The president, meanwhile, appears to be operating under the frustratingly obvious misapprehension that the Republicans will reciprocate his generosity, and, if they don’t, the American people will punish the Republicans accordingly. The Republicans won’t reciprocate at all, of course, and the American people won’t notice their grabassery. And the ones who do will get caught up in the Fox News, AM radio tsunami and somehow end up blaming the president for being overly partisan.

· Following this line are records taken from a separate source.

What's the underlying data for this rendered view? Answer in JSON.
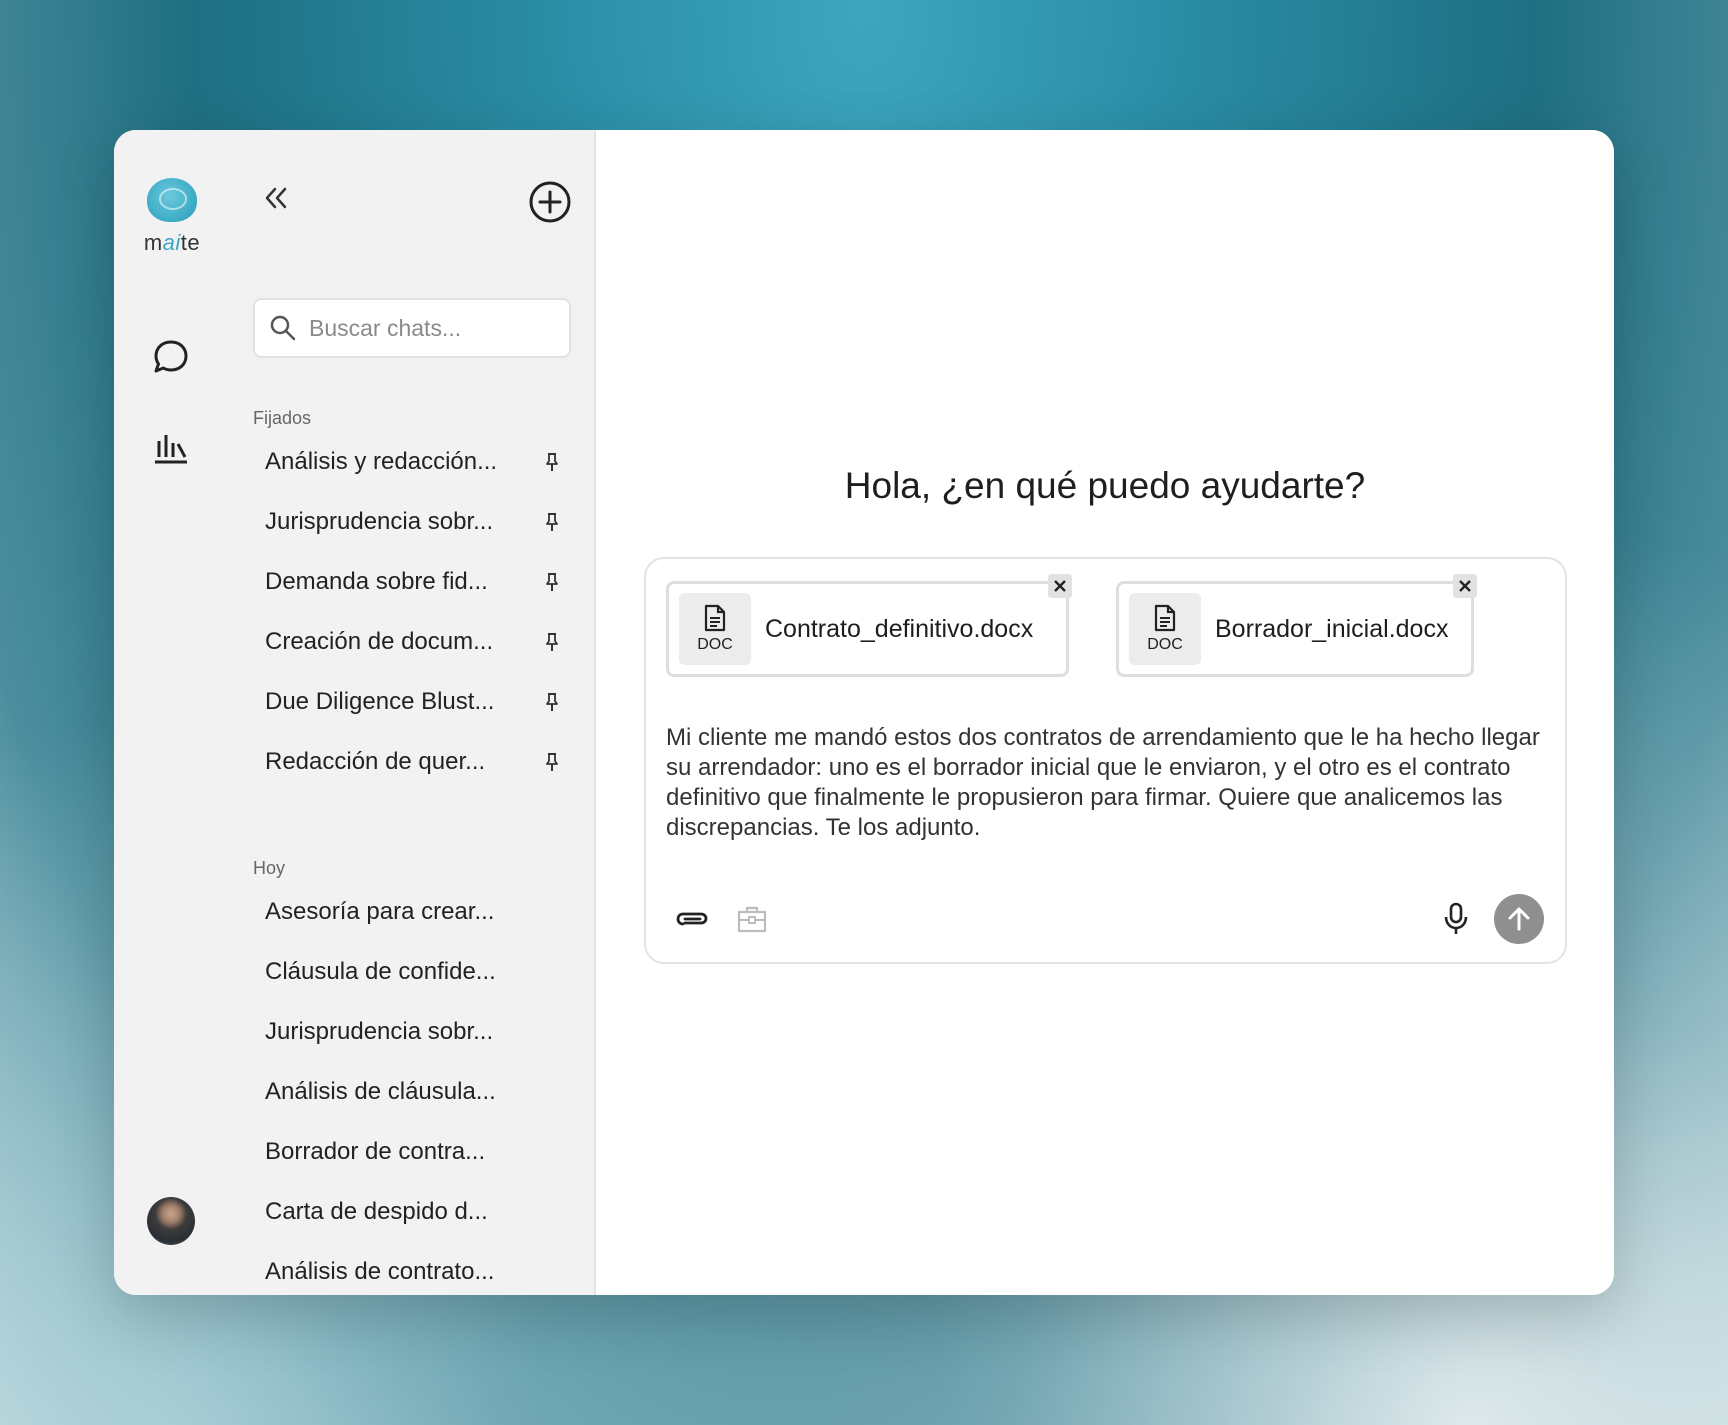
{
  "app": {
    "logo_text_pre": "m",
    "logo_text_ai": "ai",
    "logo_text_post": "te",
    "accent_color": "#3aaac4"
  },
  "rail": {
    "icons": [
      "chat-bubble-icon",
      "analytics-icon"
    ],
    "avatar": "user-avatar"
  },
  "sidebar": {
    "search_placeholder": "Buscar chats...",
    "pinned_label": "Fijados",
    "pinned": [
      {
        "label": "Análisis y redacción..."
      },
      {
        "label": "Jurisprudencia sobr..."
      },
      {
        "label": "Demanda sobre fid..."
      },
      {
        "label": "Creación de docum..."
      },
      {
        "label": "Due Diligence Blust..."
      },
      {
        "label": "Redacción de quer..."
      }
    ],
    "today_label": "Hoy",
    "today": [
      {
        "label": "Asesoría para crear..."
      },
      {
        "label": "Cláusula de confide..."
      },
      {
        "label": "Jurisprudencia sobr..."
      },
      {
        "label": "Análisis de cláusula..."
      },
      {
        "label": "Borrador de contra..."
      },
      {
        "label": "Carta de despido d..."
      },
      {
        "label": "Análisis de contrato..."
      }
    ]
  },
  "main": {
    "greeting": "Hola, ¿en qué puedo ayudarte?",
    "attachments": [
      {
        "type": "DOC",
        "name": "Contrato_definitivo.docx"
      },
      {
        "type": "DOC",
        "name": "Borrador_inicial.docx"
      }
    ],
    "message": "Mi cliente me mandó  estos dos contratos de arrendamiento que le ha hecho llegar su arrendador: uno es el borrador inicial que le enviaron, y el otro es el contrato definitivo que finalmente le propusieron para firmar. Quiere que analicemos las discrepancias. Te los adjunto."
  }
}
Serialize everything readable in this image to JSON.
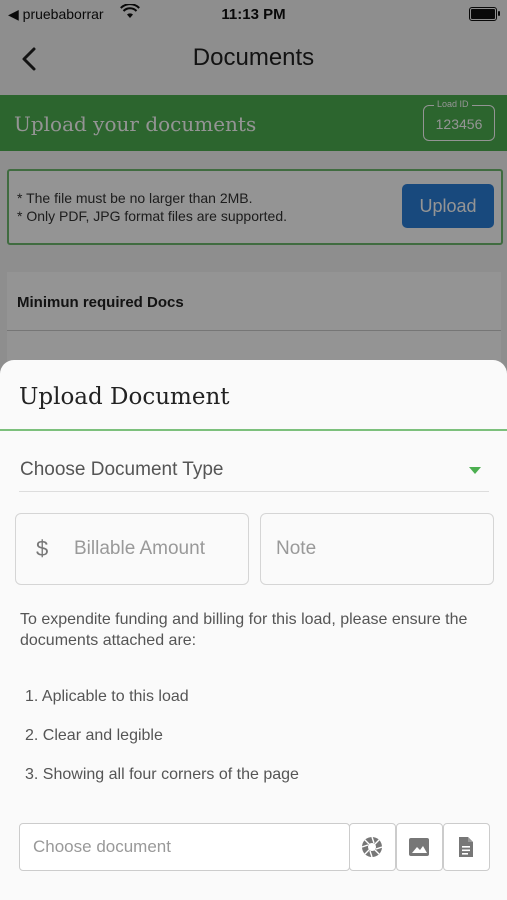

At this point, I’d really like to see how the White House intends for their calculus to unfold. If they’ve figured out a path around the Republican filibusters and their disassociation with reality without unilaterally giving away the store, then it might be nice to have a hint about the plan. And I’m not suggesting they reveal their strategy, but maybe just show us some results. Show us that this is process of appearing wimpy in the face of Republican intransigence will actually work to undermine the Republicans and pass the president’s agenda. If not, we can only assume that they’re just giving up their principles and letting the Republicans drive. I can’t imagine anything more destructive. Especially now.